La mentira está latente en nuestro entorno. Cada día nos topamos en su camino ya sea desde lo más personal hasta el ambiente más laboral. Forma parte de la vida y hay que saber lidiar con ella cuanto antes.

En la oficina se miente, y mucho. La mayoría de las ocasiones la mentira de escritorio suele descrbir un empleado muy feliz, fuerte y seguro de sí mismo. El ser humano hace estas cosas para ser aceptado por la masa. Una cuestión que se pone sobre la mesa en este interesante documentalde Televisión Española. La mentira no tiene por qué ser maligna ni esconder intenciones tóxicas, simplemente acaba siendo una mentira para nosotros mismos. A los demás no les importa tanto si este fin de semana lo pasaste en ese lugar tan especial y exclusivo, o si conociste a fulanito de cual con el que estuviste tomando un café.

Prueba de ello fue el resultado obtenido en una investigación de la Universidad de Massachusetts. El informe determinó que el 60% de los compañeros de trabajo nos mienten entre dos y tres veces, durante una conversación de diez minutos para parecer más atractivo o mejor profesional.

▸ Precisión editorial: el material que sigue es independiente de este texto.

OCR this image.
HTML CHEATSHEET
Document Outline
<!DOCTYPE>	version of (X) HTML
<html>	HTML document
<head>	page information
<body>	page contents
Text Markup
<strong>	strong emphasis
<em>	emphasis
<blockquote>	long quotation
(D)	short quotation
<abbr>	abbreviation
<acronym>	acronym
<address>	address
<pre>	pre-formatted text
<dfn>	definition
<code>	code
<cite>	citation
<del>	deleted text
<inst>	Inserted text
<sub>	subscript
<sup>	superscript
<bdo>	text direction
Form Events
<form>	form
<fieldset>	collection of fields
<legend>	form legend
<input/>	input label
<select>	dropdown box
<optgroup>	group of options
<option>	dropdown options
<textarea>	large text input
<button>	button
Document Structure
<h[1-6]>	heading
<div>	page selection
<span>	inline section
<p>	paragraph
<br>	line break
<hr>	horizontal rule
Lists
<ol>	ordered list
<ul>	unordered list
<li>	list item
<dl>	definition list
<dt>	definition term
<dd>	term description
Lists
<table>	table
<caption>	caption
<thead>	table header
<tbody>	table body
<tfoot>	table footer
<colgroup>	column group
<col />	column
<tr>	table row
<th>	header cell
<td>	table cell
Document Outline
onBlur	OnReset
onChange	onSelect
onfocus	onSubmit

La mentira se traslada a menudo a las entrevistas de trabajo. Aparentemente no suele desembocar en nada especialmente terrorífico. Si no se trata de transformar un dato transcendental de tu currículum, suele pasar desapercibida y quedarse entre reclutador y candidato.

Sin embargo, a veces, sí que trasciende. Y demasiado. Eso mismo sucedió en dos ocasiones, entre tantas, que además tuvieron una repercusión muy mediática. Y es que la mentira puede convertirse en una bola que termine echando del puesto a la mismísima eminencia.

Estas dos historias se centran en el ex CEO de Yahoo Scott Thompson y en la que fuera la responsable de admisiones del Massachusetts Institute of Technology Marilee Jones. A ambos les costó el puesto tras falsear datos en sus currículos.

En primer lugar, Thompson fue descubierto y despedido en 2012, ya que no era cierto que tenía el grado de ingeniería en informática que decía tener, sino que únicamente disponía de un título en administración de empresas.

Yahoo afirmó primero que fue un «error inadvertido» que apareciera un grado académico de más en el currículo del CEO y en sus papeles oficiales, abriendo la posibilidad a que no fuera una mentira intencional, sino un accidente. Sin embargo, el «error» en cuestión se agrava aún más, ya que la mentira se desvela cuando Thompson estaba en Yahoo y no antes. El ejecutivo ya había falseados datos en su paso por eBay, donde presentó el mismo currículo.

La mentira puede llegar a ser tal, que el propio mentiroso termina por creérsela. Y esto ocurre en la mayoría de las veces. En una entrevista realizada en 2009 con un programa de radio, Thompson se llama a sí mismo un «ingeniero».

En el segundo caso, Marilee Jones falseó que disponía de un doctorado. Tras 28 años trabajando para el MIT, impartió numerosas conferencias en los Estados Unidos y fue premiada en varias ocasiones por su labor. Sin embargo, todo esto no puedo impedir que fuera descubierta y despedida, después de una lamentable mentira de hacía casi tres décadas. Y es que la imagen de la empresa e institución prima sobre la reputación de los pequeños mentirosos que pueden llegar a perjudicar la credibilidad del resto de sus colegas.

Y sino que se lo digan al ex CEO de Volkswagen Martin Winterkorn, despedido tras el escándalo de las emisiones ilegales de dióxido de carbono. En este caso, la mentira estaría apoyada por toda la empresa, la cual tuvo que declinarse por su propia imagen en lugar de la de Winterkorn, como suele suceder.